Way back in 1968, Paul Ehrlich asserted in The Population Bomb:
The battle to feed all of humanity is over. In the 1970s and 1980s* hundreds of millions of people will starve to death in spite of any crash programs embarked upon now.
How did that work out for you Paul? Oh, yes, that pesky Green Revolution came along and ruined the prophecy.
But this time Ehrlich's got it right, because he's got a Consensus Statement to back him up over at the Millennium Alliance for Humanity and the Biosphere. It forthrightly declares:
Earth is rapidly approaching a tipping point. Human impacts are causing alarming levels of harm to our planet.

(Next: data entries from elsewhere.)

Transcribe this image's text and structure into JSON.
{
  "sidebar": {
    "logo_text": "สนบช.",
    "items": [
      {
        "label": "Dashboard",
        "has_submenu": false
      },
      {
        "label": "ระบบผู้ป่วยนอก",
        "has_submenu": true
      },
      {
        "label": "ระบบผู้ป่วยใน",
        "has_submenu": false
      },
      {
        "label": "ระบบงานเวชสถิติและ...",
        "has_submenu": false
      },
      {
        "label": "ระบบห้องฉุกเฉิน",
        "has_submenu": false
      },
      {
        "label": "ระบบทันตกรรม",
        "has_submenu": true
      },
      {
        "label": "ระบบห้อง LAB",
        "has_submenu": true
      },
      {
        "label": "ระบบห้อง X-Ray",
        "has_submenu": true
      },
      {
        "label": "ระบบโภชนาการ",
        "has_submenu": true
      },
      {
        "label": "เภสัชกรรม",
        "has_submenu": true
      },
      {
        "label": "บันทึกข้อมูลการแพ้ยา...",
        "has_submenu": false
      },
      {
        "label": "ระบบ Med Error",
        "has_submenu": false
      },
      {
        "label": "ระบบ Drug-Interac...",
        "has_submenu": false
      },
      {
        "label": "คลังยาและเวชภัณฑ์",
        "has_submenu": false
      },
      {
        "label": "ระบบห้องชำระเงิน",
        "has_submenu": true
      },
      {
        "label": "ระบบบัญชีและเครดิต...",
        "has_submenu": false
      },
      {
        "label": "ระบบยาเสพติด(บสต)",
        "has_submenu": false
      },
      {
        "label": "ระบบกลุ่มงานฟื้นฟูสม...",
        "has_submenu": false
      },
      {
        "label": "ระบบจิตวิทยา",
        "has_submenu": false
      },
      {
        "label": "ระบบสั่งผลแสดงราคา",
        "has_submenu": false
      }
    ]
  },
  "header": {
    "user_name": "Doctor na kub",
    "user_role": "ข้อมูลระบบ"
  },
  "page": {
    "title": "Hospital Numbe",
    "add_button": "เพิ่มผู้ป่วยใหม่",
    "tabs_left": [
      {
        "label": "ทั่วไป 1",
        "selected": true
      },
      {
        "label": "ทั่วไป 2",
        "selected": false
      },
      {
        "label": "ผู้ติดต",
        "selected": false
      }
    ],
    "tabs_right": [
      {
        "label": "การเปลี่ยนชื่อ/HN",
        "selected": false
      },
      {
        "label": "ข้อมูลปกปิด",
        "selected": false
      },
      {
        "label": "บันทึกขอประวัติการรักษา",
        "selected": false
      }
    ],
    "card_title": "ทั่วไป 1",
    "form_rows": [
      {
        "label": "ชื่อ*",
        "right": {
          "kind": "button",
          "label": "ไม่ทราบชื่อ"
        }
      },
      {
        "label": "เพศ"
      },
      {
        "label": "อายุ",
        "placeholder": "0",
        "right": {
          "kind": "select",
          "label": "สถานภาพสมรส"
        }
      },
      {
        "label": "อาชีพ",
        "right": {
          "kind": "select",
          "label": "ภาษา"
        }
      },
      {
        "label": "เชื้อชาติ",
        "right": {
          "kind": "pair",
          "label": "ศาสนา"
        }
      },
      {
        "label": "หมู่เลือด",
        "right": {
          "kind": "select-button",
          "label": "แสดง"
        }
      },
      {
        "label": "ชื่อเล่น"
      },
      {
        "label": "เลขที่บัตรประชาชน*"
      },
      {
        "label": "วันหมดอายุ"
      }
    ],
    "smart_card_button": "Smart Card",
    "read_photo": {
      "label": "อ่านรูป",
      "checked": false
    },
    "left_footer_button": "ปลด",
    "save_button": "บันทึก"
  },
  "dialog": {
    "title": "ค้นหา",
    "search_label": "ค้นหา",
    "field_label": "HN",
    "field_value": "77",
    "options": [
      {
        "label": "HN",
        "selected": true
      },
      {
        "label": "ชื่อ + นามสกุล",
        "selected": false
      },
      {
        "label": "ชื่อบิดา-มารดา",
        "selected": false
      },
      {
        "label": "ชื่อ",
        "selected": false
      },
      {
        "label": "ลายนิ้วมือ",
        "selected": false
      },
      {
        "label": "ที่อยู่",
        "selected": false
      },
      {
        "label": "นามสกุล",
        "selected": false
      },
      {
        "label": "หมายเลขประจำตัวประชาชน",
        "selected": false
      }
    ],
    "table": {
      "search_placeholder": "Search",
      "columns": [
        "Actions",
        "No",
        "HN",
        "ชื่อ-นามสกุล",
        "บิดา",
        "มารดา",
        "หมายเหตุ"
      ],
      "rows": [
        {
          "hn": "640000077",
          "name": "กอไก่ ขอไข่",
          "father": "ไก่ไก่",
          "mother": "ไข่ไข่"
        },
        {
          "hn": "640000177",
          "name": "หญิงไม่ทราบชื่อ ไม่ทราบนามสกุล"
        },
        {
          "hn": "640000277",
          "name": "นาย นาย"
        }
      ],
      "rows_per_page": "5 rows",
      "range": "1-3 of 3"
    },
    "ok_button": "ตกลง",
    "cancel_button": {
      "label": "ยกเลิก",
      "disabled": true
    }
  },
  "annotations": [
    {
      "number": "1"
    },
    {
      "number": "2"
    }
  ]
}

As scientists who study the interaction of people with the rest of the biosphere using a wide range of approaches, we agree that the evidence that humans are damaging their ecological life-support systems is overwhelming.
The Five Horsepersons of the Ecological Apocalypse are:
Climate disruption—more, faster climate change than since humans first became a species.
Extinctions—not since the dinosaurs went extinct have so many species and populations died out so fast, both on land and in the oceans.
Wholesale loss of diverse ecosystems—we have plowed, paved, or otherwise transformed more than 40% of Earth's ice-free land, and no place on land or in the sea is free of our direct or indirect influences.
Pollution—environmental contaminants in the air, water and land are at record levels and increasing, seriously harming people and wildlife in unforeseen ways.
Human population growth and consumption patterns—seven billion people alive today will likely grow to 9.5 billion by 2050, and the pressures of heavy material consumption among the middle class and wealthy may well intensify.
Never mind that estimates of climate sensitivity and thus the pace and severity of future man-made climate change are trending down; that humanity has reached peak farmland which will have big follow-on benefits with regard to species extinctions (which have been exaggerated in any case) and the restoration of more land for nature; that pollution levels in modern countries have been falling for decades and there is every prospect that they will do so for developing countries as they become wealthier; and finally, economic growth and wealth creation is increasingly decoupled from material resource use.
It just so happens that I am working on a new book, The End of Doom, showing that the balance of the scientific and economic evidence, well, contradicts this "consensus."
*Actually he added the "1980s" to the 1973 edition. In 1968, massive famines were definitely going to happen in the 1970s.